I stared down at all the Herebys and Whereases, feeling like I was back in high school trying to understand Shakespeare.
"What's this, about a window?"
"Window?"
"A sixty-day window?"
"Oh. Ha. You mean, the window to reclaim the title."
"Right, that part."
"Where it says you have sixty days to get the title back? That part? If you pay everything I've paid, all the taxes, all the fees, all the interest, plus twenty-two percent? Which, let's face it, ain't gonna happen, unless you find an actual goddamn leprechaun with a pot o' gold. And if you don't? Find a leprechaun, I mean? Well, in sixty days I come back here to take possession of this shit-heap, and if you aren't out, I file a FE&D and have Sheriff Hayseed drag you out by your lazy ass and charge you with trespassing."
"Oh," I said.
"But you know what? I'm a reasonable guy. So here's what I'm gonna do. You forfeit the sixty days right now, and I will give you one thousand dollars, now, from my own wallet. I give you cash, you give me the keys, and you can walk away from this dump. A thousand bucks sets you up in a cozy little apartment in West-Westfield-first, last, and security. Who's gonna give you a better deal than that, huh? Better yet-let's make it fifteen. Fifteen hundred bucks. Nice little cushion. Plenty of time to find yourself a job and become a worthwhile contributing member of society. I hear Dirty Dean's farm is always looking for warm bodies to hose out the slaughterhouse and clean those mountains of shit from under the hen batteries."
I stared at the mogul.
"Or, hey, you could always try that St. Jude thing! That's his thing, right-lost causes? Ha! Ha!" He smacked me on the shoulder. "So, whaddya say? We can sign some papers right now, get you out of here by five tonight. In fact-" He snapped his fingers at the driver. "-I happen to have some papers all ready to go." The driver popped open a briefcase.

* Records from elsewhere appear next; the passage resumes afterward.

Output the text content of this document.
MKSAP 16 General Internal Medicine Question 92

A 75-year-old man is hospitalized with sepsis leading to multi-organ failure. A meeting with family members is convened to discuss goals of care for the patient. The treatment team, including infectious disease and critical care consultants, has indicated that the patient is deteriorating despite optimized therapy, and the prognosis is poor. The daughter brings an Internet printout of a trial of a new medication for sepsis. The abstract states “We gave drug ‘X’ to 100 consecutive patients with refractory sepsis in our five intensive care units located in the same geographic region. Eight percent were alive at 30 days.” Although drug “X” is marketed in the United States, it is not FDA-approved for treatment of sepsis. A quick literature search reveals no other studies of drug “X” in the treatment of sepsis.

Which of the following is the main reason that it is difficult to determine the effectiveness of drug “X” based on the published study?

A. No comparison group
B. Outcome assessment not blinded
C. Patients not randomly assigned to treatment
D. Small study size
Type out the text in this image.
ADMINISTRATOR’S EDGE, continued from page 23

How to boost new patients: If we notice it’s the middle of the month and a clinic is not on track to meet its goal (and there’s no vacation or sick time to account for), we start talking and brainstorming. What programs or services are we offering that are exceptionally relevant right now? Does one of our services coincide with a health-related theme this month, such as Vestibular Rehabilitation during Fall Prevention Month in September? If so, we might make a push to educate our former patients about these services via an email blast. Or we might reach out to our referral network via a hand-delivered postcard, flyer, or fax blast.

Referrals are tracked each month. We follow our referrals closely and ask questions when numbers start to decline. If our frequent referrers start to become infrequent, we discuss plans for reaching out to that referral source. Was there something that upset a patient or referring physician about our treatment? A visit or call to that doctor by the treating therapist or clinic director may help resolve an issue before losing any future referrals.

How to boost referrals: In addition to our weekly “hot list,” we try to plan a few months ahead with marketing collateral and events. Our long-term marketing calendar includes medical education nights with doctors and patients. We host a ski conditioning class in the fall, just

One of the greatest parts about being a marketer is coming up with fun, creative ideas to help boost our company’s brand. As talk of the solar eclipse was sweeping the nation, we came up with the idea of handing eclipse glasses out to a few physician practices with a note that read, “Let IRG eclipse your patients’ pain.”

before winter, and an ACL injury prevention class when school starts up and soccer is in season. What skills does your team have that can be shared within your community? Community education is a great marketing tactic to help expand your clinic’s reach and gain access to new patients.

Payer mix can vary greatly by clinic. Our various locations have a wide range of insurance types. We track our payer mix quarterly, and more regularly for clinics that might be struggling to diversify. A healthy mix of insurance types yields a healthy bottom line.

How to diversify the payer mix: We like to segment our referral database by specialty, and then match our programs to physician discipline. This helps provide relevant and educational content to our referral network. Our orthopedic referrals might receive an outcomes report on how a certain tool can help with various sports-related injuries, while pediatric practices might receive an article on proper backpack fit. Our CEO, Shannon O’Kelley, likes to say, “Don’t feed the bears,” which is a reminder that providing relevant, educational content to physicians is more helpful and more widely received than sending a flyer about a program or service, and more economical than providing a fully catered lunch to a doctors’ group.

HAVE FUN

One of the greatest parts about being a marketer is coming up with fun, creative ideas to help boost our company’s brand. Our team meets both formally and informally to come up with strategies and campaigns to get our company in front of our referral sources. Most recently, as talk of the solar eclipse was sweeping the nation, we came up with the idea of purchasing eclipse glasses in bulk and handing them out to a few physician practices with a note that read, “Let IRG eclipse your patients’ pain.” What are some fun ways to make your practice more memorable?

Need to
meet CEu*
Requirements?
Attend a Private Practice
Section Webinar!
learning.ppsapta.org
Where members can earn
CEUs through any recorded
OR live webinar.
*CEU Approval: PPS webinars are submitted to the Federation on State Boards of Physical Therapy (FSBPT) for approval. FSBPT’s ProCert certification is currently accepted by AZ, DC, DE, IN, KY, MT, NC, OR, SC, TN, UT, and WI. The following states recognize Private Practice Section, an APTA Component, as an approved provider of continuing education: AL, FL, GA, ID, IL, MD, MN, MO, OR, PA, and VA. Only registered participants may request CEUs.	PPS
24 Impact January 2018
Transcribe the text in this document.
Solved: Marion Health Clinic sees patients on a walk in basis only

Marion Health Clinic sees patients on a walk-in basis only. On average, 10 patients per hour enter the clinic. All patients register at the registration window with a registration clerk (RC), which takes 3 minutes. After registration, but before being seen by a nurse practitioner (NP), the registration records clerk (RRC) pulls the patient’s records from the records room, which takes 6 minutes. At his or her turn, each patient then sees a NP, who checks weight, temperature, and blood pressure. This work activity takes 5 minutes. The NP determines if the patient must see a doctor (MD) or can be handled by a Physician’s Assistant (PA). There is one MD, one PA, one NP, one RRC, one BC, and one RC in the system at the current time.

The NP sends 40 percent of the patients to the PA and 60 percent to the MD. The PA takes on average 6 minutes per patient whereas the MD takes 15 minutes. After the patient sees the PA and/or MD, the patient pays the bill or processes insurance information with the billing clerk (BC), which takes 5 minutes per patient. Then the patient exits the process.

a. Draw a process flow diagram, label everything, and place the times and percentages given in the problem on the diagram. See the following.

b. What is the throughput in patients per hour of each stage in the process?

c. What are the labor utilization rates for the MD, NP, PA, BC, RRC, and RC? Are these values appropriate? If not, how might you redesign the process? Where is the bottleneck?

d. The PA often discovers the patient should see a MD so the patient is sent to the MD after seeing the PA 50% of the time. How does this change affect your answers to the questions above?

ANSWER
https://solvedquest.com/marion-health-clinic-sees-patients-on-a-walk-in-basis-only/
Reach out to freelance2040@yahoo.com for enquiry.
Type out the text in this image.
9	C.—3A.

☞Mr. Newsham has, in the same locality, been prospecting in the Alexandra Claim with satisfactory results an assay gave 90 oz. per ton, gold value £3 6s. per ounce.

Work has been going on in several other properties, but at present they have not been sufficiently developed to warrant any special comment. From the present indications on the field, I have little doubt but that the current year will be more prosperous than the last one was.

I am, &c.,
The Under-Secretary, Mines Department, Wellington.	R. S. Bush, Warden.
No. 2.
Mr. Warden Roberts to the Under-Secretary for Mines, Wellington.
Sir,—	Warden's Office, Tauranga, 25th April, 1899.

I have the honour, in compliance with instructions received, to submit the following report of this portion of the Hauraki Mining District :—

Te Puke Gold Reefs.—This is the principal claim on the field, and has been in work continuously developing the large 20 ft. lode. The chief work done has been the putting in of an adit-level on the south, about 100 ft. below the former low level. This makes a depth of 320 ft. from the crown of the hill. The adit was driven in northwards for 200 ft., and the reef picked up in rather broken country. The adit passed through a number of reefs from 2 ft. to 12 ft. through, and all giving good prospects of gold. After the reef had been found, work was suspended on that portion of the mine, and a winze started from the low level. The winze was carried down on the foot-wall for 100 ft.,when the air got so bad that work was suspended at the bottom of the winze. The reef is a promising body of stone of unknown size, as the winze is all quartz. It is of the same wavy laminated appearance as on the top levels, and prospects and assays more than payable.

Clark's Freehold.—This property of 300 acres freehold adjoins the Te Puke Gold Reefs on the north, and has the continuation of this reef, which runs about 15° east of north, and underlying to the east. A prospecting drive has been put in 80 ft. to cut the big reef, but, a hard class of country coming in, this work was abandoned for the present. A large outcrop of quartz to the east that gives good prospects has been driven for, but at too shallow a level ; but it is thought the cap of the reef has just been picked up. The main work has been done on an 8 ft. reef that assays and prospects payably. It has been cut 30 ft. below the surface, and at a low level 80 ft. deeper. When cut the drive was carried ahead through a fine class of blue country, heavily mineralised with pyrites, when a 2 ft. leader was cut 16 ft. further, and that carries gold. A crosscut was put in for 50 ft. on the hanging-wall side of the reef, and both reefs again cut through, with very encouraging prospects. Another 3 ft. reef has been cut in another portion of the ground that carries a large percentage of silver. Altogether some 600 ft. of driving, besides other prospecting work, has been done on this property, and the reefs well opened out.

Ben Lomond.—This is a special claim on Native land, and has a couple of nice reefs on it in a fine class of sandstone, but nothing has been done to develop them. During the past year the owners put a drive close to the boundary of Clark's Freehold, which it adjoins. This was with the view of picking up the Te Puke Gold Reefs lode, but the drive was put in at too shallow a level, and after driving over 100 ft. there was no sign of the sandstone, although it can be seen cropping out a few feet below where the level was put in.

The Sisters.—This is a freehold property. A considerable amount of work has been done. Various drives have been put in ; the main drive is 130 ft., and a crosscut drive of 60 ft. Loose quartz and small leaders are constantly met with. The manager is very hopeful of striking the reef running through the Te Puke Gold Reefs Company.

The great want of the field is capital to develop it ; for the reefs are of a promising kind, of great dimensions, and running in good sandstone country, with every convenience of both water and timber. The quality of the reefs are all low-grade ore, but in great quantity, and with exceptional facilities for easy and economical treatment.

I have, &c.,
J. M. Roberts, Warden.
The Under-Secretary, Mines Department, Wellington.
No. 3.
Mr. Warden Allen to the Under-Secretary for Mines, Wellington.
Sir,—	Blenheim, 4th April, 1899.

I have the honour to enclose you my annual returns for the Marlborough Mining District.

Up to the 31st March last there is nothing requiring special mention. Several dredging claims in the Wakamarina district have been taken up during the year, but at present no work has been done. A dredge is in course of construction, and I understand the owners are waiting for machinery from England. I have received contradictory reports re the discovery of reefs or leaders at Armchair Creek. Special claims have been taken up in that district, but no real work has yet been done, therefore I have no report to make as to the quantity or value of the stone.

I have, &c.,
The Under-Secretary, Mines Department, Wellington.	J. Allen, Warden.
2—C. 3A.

"Tonight . . . ?" I thought about the squirrels, asleep in their box in the apple tree. What was I going to do with them? Leave them behind? What about all of Dougie's things he'd left with me for safekeeping? What about Bob down at the filling station-I'd promised him some boxes of apples. What about . . . well, there were just too many things to put in order.
"No," I said. "I can't go right now."
"Gosh. Well, that's a damn shame." The mogul nodded and the driver closed the briefcase. "Then I guess I'll see you in sixty days. Oh, and by the way-" He stopped and grabbed an apple from the table. "Those are my apples." He took a bite as Anton opened his door. He got in the car and threw the rest of the apple out on the dirt just before the door closed.
You know, going over it all in my head after the fact, I really do believe he said "bear."